Rokia Koné
Entre deux continents
La rose Bamako publie son premier album international Bamanan, produit par le producteur irlandais à succès Jacknife Lee. Une merveille .
C’est l'une des amazones d'afrique, du nom de ce supergroupe féminin qui, formé au Mali en 2015, célèbre le charisme vocal, l’engagement féministe, l’attachement à la poésie et aux traditions, mais aussi la curiosité artistique de ses membres. Née à Dioro, un village près de Ségou, Rokia Koné a grandi entourée de chanteurs… Aujourd’hui, elle s’allie avec le producteur irlandais Jacknife Lee. Ses faits d’armes ? Entre autres, les disques de U2, Bloc Party, Taylor Swift ou encore REM. Avec Rokia Koné, ils ont confectionné le très réussi Bamanan. Entre sonorités synthétiques et rythmes mandingues, il raconte la violence, mais aussi l’amour, rappelle l’inégalité criante des sexes et demande justice.
AM: Comment est née cette collaboration avec Jacknife Lee ?
Rokia Koné : Il a découvert ma musique alors qu’il faisait partie du jury d’un concours de remix pour Les Amazones d’Afrique. Nous n’avons pas eu la chance de nous rencontrer de visu car il a travaillé sur l’album depuis la Californie, où il réside, pendant la pandémie. Je ne connaissais rien de lui, ni des groupes avec lesquels il a collaboré ! Mais en écoutant le travail qu’il a fait avec ma musique, je l’ai aimé parce qu’il la rend accessible à de nouveaux publics.

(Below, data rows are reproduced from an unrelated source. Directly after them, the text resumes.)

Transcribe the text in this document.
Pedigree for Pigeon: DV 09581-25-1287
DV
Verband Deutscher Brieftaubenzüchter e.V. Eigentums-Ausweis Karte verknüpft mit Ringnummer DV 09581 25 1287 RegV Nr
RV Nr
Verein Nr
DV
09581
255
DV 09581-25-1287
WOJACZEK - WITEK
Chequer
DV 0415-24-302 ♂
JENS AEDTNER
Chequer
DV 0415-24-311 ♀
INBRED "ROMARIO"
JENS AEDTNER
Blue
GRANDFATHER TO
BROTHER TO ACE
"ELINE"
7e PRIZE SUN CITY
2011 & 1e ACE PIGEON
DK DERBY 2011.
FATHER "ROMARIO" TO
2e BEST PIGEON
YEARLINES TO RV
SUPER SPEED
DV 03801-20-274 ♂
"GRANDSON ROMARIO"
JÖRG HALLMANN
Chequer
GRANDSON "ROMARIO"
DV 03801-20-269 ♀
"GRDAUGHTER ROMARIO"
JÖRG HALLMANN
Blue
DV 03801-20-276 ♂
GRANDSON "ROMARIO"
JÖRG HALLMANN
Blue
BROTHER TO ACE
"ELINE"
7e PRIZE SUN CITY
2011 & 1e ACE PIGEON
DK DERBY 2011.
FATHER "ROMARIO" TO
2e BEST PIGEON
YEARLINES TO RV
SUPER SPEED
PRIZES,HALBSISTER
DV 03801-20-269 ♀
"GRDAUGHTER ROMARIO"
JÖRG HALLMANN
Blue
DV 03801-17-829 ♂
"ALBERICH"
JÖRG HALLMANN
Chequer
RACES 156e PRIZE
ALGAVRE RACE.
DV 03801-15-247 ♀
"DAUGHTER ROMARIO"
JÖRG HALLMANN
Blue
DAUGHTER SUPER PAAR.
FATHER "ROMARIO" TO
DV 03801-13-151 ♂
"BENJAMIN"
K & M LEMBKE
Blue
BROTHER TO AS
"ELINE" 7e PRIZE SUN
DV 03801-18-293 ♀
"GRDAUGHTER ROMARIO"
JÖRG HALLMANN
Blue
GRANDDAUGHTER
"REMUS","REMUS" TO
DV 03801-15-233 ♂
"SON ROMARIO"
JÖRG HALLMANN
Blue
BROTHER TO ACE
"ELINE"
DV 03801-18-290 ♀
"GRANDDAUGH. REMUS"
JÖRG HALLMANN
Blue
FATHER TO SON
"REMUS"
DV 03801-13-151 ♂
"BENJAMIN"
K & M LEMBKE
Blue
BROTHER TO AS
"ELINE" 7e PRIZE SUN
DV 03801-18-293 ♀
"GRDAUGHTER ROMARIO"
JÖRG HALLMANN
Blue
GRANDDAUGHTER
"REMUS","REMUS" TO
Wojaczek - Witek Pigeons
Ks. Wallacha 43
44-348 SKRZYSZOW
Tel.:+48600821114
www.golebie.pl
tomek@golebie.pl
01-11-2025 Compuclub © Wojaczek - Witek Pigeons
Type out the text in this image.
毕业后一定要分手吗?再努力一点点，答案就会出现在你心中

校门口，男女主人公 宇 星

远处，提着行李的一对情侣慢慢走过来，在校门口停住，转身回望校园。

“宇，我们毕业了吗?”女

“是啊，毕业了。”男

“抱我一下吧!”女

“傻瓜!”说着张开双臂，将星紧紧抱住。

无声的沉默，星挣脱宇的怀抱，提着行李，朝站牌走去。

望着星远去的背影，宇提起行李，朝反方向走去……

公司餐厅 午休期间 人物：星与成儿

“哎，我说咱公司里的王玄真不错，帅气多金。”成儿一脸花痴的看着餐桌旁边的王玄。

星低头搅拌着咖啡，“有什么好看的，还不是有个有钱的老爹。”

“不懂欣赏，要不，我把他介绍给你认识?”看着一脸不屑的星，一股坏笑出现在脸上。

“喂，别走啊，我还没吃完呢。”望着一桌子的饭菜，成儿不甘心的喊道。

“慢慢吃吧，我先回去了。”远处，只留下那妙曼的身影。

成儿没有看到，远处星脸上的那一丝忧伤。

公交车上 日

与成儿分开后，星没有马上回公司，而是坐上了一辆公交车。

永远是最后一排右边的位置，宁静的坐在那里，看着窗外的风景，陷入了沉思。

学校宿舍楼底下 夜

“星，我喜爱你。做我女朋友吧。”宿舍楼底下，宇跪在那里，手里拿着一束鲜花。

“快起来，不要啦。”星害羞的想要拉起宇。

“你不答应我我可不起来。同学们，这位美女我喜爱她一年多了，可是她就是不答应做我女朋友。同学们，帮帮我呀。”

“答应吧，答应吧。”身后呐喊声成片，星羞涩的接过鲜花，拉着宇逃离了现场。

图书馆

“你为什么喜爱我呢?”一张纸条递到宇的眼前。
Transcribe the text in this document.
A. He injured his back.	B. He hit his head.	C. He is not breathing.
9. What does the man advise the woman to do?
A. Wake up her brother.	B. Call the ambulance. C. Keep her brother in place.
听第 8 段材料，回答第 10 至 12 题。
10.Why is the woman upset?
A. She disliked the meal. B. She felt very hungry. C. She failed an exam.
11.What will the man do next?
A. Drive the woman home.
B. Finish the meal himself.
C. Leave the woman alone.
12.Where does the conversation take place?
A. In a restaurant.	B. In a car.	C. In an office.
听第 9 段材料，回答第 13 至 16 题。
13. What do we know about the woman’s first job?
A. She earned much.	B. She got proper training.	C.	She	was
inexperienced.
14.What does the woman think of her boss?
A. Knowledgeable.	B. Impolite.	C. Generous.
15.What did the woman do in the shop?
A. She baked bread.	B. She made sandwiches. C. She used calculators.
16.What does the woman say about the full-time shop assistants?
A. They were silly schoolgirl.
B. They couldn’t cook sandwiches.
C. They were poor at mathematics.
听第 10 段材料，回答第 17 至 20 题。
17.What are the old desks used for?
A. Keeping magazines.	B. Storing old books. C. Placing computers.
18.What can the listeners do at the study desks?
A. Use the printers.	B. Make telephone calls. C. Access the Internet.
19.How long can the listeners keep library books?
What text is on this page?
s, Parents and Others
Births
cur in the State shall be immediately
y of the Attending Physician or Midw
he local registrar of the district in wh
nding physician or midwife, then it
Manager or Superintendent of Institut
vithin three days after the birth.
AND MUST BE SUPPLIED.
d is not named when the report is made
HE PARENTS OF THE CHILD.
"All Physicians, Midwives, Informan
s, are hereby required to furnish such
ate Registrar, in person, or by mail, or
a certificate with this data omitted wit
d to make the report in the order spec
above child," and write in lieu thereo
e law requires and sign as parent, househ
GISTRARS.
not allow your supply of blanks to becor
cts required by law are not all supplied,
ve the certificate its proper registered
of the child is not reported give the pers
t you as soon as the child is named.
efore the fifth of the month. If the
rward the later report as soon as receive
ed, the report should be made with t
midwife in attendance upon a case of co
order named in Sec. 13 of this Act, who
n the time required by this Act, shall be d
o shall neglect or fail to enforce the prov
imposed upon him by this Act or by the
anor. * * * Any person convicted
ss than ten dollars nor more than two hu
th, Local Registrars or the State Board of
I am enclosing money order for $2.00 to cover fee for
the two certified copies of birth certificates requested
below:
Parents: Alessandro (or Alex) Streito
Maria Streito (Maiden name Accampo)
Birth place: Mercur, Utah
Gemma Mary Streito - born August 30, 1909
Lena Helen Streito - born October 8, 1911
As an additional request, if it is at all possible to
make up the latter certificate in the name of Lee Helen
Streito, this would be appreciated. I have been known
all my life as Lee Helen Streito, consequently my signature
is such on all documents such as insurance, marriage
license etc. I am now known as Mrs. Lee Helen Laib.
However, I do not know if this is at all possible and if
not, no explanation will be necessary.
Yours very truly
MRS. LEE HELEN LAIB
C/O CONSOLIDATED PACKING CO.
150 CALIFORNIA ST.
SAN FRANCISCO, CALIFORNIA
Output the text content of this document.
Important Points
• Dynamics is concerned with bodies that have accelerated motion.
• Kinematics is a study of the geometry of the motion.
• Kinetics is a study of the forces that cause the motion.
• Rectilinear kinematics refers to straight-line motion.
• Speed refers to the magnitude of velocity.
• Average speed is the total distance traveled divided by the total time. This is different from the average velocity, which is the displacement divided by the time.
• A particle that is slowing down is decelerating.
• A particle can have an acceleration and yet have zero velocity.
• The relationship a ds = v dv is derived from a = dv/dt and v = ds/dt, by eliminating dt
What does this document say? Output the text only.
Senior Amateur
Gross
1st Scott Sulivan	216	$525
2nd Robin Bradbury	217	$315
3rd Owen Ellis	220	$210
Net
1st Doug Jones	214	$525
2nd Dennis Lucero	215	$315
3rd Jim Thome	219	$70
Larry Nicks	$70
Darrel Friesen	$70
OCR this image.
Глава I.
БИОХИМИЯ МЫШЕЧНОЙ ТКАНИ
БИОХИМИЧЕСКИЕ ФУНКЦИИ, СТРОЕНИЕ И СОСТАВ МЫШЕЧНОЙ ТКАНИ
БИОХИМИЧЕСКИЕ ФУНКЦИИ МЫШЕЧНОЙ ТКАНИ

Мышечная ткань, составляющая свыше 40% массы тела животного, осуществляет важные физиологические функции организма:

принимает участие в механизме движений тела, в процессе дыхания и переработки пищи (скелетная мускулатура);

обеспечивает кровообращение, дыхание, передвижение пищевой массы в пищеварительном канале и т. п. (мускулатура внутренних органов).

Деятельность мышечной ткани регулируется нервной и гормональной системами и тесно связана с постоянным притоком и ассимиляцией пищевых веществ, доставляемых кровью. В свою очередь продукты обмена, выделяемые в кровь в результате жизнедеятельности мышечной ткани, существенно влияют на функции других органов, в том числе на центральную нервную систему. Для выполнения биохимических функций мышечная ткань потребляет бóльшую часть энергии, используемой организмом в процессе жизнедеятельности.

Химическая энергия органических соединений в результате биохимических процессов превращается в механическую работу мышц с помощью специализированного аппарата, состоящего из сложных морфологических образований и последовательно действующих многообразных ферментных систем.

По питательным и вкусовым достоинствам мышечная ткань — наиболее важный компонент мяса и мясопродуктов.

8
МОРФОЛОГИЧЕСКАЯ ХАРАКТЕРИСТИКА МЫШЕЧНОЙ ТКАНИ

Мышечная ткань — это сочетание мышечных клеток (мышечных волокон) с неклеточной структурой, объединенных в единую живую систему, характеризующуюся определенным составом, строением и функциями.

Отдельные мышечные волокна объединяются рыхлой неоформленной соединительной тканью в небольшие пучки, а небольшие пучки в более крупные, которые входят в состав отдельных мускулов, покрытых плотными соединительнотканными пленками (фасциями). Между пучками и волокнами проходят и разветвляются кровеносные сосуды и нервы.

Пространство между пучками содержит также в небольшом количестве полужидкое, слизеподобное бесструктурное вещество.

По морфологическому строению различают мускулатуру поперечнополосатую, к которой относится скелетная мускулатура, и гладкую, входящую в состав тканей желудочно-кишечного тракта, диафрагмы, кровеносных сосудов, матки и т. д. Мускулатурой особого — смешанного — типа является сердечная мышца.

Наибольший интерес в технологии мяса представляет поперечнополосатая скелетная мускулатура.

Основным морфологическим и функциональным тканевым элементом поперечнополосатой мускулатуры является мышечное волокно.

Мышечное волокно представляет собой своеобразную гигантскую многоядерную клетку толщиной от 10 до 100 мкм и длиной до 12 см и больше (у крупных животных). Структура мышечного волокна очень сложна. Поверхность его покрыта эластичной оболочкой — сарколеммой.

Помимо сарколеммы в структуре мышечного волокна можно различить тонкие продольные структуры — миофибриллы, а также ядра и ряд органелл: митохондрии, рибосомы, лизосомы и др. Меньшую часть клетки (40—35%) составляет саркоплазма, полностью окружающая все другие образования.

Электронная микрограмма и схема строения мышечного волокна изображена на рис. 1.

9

C’est ce qui compte le plus pour vous, d’ouvrir votre culture au monde ?
Oui, car à l’avenir, les gens n’écouteront plus la musique malienne, du moins pas de la façon dont nous l’incarnons aujourd’hui. Il est important d’expérimenter et de développer ses sonorités. En travaillant avec Jacknife Lee, j’ai eu l’occasion d’explorer une autre façon de faire. Cela apporte du sang neuf à la musique en général, mais aussi, Inch Allah, ouvre de nouvelles opportunités pour ma carrière…
En quoi la culture bambara est-elle cruciale dans Bamanan ?
Au cœur de l’album, trois morceaux font référence à l’histoire et aux histoires du Mali transmises de génération en génération par les griots : « Anw Tile », « Soyi N’galanba » et « Bambougou N’tji ». Ces chansons racontent les parcours des grands héros bamanan de Ségou tels que Biton, N’golo et Bambougou N’tji. Certaines des paroles sont très anciennes, mais j’ai ajouté du texte et changé les mélodies et les rythmes. Il est important d’enregistrer ces vieilles chansons car ce sont elles qui nous rappellent nos origines et notre culture.
Pouvez-vous nous raconter la genèse, l’objectif du superbe morceau « N’yanyan » ?
Nous l’avons enregistré en août 2020, au Mali, durant la nuit du coup d’État. Nous n’avons pu faire qu’une seule prise avant qu’ils ne coupent l’électricité dans la ville et n’imposent un couvre-feu. « N’yanyan » fait référence à un étranger dont personne ne connaît l’origine. C’est quelque chose que nous ne pouvons pas concrètement appréhender, que l’on ne peut ni voir ni toucher. Les griots affirment qu’ils ne savent pas ce dont il s’agit ! Cette chanson, très ancienne, a été créée par nos ancêtres afin de rappeler aux êtres humains leurs limites, leur mortalité, mais elle nous dit également que la vie dure longtemps… Nous ne sommes qu’à mi-chemin. Ces difficultés auxquelles nous sommes confrontés finiront par passer.